The LDS are very good at record keeping - they even had information about Bill on my Ordinance Summary. It's a shame that a simple note on those records about not returning can't be made and a long drawn-out process has to be done to get them to stop.

I do not think that using the term "stalking" is overstated:

Main Entry: 2stalk
Function: verb

intransitive verb 1 : to pursue quarry or prey stealthily

Seems to be the right use of the verb to me.

Joe Skeptic said...

I already thought the LDS was fascinating, Kristin, as I ready your post I'm even more intrigued.

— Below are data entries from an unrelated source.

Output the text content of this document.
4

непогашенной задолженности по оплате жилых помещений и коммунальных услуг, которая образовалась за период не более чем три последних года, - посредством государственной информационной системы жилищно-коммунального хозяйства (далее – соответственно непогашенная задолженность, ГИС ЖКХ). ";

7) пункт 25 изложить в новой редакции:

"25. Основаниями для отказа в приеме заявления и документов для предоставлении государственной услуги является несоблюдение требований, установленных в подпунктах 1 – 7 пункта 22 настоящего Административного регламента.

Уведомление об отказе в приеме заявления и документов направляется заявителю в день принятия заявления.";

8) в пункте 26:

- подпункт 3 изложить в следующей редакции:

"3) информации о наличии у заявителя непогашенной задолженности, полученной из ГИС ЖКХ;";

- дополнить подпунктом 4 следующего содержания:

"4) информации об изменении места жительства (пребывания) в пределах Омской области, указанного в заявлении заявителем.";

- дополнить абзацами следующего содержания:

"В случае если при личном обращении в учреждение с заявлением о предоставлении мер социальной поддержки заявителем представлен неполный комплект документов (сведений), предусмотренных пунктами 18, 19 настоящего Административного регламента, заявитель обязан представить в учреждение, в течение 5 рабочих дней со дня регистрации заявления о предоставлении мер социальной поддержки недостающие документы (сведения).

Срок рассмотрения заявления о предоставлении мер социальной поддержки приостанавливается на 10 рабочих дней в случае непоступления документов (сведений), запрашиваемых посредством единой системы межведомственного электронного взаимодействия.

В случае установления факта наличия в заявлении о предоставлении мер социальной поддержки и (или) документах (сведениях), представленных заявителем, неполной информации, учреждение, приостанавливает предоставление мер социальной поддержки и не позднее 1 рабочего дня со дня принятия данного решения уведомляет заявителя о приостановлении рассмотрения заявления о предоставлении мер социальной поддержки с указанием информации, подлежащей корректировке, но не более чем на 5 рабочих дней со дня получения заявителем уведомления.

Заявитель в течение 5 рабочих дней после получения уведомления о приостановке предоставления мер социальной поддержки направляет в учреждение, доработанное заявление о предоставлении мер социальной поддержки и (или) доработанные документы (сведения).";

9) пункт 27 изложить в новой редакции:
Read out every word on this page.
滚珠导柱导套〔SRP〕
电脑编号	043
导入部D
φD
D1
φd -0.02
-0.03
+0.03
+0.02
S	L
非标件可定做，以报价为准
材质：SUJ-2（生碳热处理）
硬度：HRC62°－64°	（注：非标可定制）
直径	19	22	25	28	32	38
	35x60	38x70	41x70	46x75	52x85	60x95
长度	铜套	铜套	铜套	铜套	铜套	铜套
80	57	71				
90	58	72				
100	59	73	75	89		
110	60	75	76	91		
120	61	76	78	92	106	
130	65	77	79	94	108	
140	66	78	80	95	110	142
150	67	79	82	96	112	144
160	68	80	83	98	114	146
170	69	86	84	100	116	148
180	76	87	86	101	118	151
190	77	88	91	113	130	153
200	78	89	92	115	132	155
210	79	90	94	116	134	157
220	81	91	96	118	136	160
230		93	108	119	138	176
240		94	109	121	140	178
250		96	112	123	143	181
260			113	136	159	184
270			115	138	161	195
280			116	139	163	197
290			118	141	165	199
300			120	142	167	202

I'm also insulted, the Catholic Church has made zero effort stalking me. I actually think they were glad I left. Bastards.

Ashley said...

I'm pretty amazed that when people want to defend something, they have to remain anonymous. If you're so proud and defensive of your church, then pull up your big kid panties and talk about it like an adult. I can't imagine Kristin getting hateful to someone who makes an effort to put themselves out there.

Anyways.

I of course agree with you Kristin, and I know we've talked about it before. BUT. The whole time I've lived out here (4 years or so), I've had a difficult time making friends that I trusted, as this small town thing is totally foreign to me. My visiting teachers asked to visit, and I reluctantly said yes. But now, I have 4 of the best girl friends I've had in a looooong time. They're all active, but they're so nice and sweet and helpful and caring, etc. They came along at just the right time, and have helped me out so much. They never ever ever pressure me about going to church, never even bring it up. Their husbands are amazing and come help me with the yard or whatever. They include me in family dinners, (I was invited to 2 separate ones just for thanksgiving), parties, and just to hang out. Their kids love Paisley, and she in turn loves them. They don't judge me when I wear my short skirts/shorts, nose ring, pink hair, etc.

I don't know what my point is, just that I've been really impressed the past few months with my new friends. And in no way do I want to go back to church!!!

Ashley said...

Forgot to mention- you can get the missionaries to do your yardwork, and then they can't even come in your house (as long as Bill isn't there)!